The magnitude of the coronavirus is hard to fathom. There are close to 3 million confirmed cases globally with a death toll close to 200,000. Cases have been confirmed in over 190 countries around the world. It has, rightly, dominated headlines and headspace for months now.
It is in this context that the magnitude of my Dad’s life now sits. While my family and I come to terms with this personal loss, I worry about his life being lost in this context. As the virus and its deadly impacts rage on, I see how people focus on this and might, unwittingly, reduce all that he was and is, to the statistical part he played since his covid diagnosis just over a week ago.
I think my initial reaction, as I fail to get back to sleep lying here listening to the unfathomably loud birdsong outside, is that it is this that bothers me most. I have long since been at peace with the idea of my Dad dying – I am not at peace with his life being reduced to a statistic that reflects nothing more than part of this last awful week and the part he played in this wider tragedy.
But strangely today I think I see things differently to yesterday – almost like in death there has been a strange form of liberation. Dad is no longer the stroke patient, the care home resident with worsening vascular dementia or even the latest vulnerable man to be diagnosed with coronavirus. He is no longer any of those things – at least not primarily. Instead, he is now the plethora of memories floating in the minds of eyes of the countless people and lives he touched.

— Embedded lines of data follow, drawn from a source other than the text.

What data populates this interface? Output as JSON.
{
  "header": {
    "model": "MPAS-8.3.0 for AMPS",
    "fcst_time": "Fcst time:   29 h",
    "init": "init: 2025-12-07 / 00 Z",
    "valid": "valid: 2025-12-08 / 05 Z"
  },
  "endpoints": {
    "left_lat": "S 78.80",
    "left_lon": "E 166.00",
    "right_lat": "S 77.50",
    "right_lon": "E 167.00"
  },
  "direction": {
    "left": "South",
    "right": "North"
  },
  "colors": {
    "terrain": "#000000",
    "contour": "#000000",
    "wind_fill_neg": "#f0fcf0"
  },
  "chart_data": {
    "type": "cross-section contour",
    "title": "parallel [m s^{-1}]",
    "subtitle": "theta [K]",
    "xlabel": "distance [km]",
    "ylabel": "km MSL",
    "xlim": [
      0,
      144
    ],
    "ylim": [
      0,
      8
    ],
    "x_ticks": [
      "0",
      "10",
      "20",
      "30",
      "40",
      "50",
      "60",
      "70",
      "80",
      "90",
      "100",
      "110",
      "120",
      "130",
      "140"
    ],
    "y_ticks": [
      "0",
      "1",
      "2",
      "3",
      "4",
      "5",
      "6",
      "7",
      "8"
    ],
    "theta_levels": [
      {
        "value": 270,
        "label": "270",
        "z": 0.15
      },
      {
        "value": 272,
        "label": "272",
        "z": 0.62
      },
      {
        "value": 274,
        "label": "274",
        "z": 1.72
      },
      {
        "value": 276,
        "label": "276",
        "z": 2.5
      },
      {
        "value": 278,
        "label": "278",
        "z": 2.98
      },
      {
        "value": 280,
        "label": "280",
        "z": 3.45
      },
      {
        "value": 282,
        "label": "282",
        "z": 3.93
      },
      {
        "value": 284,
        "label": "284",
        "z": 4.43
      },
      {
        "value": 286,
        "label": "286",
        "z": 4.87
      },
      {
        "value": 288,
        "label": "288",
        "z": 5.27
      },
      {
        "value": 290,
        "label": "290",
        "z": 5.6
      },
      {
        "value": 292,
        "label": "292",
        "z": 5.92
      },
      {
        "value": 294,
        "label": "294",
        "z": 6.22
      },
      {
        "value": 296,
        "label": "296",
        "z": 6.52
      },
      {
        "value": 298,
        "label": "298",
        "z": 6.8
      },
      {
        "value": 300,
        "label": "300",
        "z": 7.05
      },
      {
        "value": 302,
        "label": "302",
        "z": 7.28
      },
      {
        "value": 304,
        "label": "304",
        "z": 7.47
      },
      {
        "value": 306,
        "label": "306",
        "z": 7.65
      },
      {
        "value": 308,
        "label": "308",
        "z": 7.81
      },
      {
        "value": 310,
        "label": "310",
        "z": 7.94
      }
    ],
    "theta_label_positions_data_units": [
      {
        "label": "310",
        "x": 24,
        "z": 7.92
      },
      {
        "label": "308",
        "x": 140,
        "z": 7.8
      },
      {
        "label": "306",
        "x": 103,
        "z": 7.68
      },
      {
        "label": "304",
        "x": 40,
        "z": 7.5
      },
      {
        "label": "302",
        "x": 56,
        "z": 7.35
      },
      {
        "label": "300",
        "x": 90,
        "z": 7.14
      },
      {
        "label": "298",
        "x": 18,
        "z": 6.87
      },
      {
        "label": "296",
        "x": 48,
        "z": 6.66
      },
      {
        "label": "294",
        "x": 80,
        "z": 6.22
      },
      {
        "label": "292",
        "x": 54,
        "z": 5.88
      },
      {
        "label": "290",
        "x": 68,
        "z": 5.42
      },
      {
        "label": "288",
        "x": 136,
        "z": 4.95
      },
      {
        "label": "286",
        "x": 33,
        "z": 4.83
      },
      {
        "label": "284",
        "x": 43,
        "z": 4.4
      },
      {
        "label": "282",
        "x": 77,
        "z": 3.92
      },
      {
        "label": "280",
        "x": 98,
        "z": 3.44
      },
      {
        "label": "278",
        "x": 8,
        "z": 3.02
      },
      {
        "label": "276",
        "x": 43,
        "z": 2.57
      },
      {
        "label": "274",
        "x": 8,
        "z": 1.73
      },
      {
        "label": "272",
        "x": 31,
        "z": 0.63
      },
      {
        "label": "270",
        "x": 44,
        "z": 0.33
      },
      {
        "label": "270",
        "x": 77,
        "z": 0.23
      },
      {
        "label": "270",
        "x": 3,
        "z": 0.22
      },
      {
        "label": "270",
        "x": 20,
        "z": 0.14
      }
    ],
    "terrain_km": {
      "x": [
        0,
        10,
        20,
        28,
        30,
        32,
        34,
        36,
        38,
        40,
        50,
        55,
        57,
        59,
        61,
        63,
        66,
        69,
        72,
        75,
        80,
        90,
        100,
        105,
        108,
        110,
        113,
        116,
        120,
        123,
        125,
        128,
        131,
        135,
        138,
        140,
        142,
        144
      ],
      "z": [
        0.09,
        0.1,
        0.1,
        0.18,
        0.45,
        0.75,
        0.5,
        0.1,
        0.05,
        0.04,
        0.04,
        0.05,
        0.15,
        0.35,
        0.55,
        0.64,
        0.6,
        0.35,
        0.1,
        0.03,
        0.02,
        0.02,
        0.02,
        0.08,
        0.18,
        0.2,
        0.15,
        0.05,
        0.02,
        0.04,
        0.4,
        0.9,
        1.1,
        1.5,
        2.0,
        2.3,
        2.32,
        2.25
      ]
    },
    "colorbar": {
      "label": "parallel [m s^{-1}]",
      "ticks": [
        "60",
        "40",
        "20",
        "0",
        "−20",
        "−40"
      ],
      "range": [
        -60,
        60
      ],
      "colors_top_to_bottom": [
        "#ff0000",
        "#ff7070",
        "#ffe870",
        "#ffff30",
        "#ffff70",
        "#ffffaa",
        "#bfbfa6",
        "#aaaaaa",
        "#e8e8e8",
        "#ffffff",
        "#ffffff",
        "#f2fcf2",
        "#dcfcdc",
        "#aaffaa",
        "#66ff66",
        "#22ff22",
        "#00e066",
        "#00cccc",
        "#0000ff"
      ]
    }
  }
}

For me, he remains the Dad that showed his love through actions. He enabled me to believe that I could do anything. He drove me both literally and metaphorically to take every opportunity that arose. So much of where I am today is because I started life stood on the shoulders of a giant of a man. A giant with a heart bursting with love who held so little of the vocabulary needed to express it. In my mind’s eye now there are not the words he spoke to me, but the image of the man who stood on the side of my metaphorical football pitch cheering me on every step of the way.

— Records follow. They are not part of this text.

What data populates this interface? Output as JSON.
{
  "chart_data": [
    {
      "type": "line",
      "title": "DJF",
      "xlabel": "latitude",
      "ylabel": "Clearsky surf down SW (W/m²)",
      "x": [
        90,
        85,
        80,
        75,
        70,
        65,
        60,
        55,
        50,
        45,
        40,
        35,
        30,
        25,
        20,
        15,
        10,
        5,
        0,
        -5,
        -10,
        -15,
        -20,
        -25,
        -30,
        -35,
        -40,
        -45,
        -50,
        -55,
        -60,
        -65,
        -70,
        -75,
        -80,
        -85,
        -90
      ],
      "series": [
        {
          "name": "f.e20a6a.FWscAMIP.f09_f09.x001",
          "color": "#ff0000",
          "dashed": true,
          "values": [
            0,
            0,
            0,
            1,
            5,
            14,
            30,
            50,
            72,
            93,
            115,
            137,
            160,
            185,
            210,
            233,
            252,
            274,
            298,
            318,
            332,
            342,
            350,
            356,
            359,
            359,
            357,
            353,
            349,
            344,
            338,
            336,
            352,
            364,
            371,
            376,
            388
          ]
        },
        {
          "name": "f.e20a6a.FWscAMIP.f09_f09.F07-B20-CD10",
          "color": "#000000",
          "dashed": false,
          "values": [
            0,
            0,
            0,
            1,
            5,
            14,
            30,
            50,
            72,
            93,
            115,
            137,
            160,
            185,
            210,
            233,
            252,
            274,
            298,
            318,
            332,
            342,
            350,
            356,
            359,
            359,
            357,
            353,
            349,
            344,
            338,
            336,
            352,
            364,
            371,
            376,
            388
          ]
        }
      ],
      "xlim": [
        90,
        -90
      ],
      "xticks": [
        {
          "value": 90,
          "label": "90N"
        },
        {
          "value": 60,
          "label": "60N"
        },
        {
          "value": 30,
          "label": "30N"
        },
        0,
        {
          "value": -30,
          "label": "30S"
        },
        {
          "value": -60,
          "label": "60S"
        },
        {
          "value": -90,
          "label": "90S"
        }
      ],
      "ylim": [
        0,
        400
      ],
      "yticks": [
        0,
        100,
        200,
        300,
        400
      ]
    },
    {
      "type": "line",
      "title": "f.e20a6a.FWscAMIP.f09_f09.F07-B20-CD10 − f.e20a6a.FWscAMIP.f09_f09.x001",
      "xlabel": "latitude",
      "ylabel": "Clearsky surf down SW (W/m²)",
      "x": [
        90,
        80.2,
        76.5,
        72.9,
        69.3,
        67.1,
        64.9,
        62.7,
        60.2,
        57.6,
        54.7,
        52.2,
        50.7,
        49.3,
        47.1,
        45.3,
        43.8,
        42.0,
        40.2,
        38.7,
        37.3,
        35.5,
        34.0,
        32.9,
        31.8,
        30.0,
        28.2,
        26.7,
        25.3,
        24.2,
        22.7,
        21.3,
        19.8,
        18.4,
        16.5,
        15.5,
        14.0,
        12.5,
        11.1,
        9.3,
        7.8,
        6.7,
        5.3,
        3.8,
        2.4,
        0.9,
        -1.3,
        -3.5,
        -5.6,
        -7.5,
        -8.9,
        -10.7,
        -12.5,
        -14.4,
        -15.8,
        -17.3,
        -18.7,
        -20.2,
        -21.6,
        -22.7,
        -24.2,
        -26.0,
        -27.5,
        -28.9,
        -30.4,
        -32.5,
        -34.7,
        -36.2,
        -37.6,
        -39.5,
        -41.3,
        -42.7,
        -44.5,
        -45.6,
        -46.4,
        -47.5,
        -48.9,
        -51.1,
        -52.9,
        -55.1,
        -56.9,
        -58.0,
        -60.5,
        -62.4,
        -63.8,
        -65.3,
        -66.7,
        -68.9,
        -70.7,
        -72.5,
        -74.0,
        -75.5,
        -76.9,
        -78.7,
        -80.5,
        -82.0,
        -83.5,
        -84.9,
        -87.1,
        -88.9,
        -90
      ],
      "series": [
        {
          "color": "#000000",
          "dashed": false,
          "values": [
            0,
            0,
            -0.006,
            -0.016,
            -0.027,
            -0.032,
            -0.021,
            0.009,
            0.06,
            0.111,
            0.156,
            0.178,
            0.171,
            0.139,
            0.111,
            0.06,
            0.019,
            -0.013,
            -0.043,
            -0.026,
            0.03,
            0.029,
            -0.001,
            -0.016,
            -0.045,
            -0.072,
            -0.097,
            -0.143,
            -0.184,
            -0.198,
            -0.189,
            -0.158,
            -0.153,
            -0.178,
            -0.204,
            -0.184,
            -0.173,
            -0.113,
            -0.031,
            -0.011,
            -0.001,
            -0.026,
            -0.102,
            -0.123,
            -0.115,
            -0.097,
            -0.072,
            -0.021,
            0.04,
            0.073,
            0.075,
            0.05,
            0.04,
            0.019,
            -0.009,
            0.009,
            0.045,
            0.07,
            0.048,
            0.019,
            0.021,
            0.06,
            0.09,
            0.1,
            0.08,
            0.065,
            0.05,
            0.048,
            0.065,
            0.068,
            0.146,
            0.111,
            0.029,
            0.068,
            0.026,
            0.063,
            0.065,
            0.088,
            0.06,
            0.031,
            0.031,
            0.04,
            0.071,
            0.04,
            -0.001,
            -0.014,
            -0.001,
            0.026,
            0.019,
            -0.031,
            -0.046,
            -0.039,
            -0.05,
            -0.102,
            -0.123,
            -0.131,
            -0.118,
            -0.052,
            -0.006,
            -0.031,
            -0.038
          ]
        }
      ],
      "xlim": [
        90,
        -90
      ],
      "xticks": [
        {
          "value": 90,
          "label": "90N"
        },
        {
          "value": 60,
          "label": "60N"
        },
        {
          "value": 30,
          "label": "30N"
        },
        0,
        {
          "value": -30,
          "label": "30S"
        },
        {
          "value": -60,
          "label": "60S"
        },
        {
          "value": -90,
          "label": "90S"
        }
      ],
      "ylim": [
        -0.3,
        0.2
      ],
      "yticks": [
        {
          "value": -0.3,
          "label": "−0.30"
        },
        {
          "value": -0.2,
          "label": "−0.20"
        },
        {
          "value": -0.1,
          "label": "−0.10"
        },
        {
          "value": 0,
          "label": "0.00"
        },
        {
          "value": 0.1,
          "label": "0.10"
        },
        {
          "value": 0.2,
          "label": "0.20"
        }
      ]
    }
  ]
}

But this is just me. Elsewhere, as the news of my Dad’s death spreads, there will be people reflecting. Sat now watching the sun rise I like to think that as the toast pops in kitchens all over the country there will be people thinking of the man who started his own business and employed dozens of people. As kettles boil there will be thoughts of the man who volunteered to rebuild steam railways. As people head out to walk their dogs there will be anecdotes of the Scot who would always toast the haggis. As people walk out of the door there will be thoughts of him, my Dad, holding the church door open welcoming everyone in… Thinking now, if there is one act of kindness that best acts as a metaphor for my Dad it is perhaps holding the door open for others.
And then there is the family of mine, of his, who are all mourning him in their own ways. But who I hope are thinking of their Dad, Uncle, Brother who has played such a role in their lives over the last 80 years.

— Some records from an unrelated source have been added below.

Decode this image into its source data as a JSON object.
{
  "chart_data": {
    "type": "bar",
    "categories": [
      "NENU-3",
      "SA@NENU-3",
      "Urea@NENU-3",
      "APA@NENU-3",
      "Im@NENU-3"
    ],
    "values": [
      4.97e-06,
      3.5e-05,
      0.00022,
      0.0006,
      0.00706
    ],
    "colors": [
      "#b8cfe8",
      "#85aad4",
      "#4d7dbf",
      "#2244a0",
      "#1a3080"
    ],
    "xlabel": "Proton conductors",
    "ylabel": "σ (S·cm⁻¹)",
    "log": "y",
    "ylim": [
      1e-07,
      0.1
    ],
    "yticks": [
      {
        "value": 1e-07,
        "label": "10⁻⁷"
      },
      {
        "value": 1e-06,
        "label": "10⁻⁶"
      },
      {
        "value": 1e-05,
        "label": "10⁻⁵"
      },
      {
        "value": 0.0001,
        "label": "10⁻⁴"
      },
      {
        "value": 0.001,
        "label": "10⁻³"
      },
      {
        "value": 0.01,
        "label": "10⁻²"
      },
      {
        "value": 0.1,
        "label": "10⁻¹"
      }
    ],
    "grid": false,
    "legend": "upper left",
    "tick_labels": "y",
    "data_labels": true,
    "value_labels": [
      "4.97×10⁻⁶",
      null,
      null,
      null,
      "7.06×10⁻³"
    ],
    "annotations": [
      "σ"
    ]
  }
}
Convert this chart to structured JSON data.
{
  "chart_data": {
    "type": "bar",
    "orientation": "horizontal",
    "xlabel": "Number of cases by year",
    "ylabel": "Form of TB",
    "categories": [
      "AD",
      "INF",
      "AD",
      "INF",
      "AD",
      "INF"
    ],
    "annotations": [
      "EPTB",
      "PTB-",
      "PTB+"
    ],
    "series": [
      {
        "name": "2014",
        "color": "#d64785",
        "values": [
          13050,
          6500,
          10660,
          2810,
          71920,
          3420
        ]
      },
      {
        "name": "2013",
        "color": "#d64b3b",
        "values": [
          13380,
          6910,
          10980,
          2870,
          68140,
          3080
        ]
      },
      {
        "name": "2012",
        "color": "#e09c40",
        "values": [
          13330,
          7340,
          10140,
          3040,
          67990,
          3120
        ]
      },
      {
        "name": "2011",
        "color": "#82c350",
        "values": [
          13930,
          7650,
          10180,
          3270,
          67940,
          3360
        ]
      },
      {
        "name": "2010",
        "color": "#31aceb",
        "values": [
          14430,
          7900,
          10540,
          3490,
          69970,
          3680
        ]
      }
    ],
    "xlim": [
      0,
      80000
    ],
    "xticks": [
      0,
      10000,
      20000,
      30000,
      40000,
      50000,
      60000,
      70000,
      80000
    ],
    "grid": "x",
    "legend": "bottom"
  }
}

And that’s the other thing – 80 years is a really long time. And so much has happened in his life. It cheers me now as the colours take hold on the trees outside and the shades of the night-time grey slip away to think of the multitude of ways he has touched countless lives over the years and how they live on. The love he has left behind stands as a testimony to him, to the lives he touched. All that he was, and all that he is, is still in the hearts and minds of all those who knew him. He lives on through a thousand anecdotes, memories and personalities he has shaped with his love and kind actions. He lives on through his children and his grandchildren but also through every person who takes joy in riding the steam railway he helped restore.
For me, there is so much beauty in that.
The scale of deaths we are seeing from coronavirus are a tragedy. But I think this tragedy only ever makes sense if you understand it to be the sum of its part. When we talk of over 45,000 deaths in the UK, the magnitude of this can only resonate if you break it down to the individuals we have lost and the impact their lives have had on family, friends and the communities we all live in.
The zest for life my Dad held lives on through all of us that remember him for the man he was over those 80 years. No amount of his own death or others will ever, or can ever, diminish that.
This morning the sun is up and so am I. And this morning I’m going to put twice as much butter and marmalade on my toast as normal and smile the way Dad did each morning he did this. Because you know what, there is a lot to be said for the simple pleasures in life – my Dad taught me that.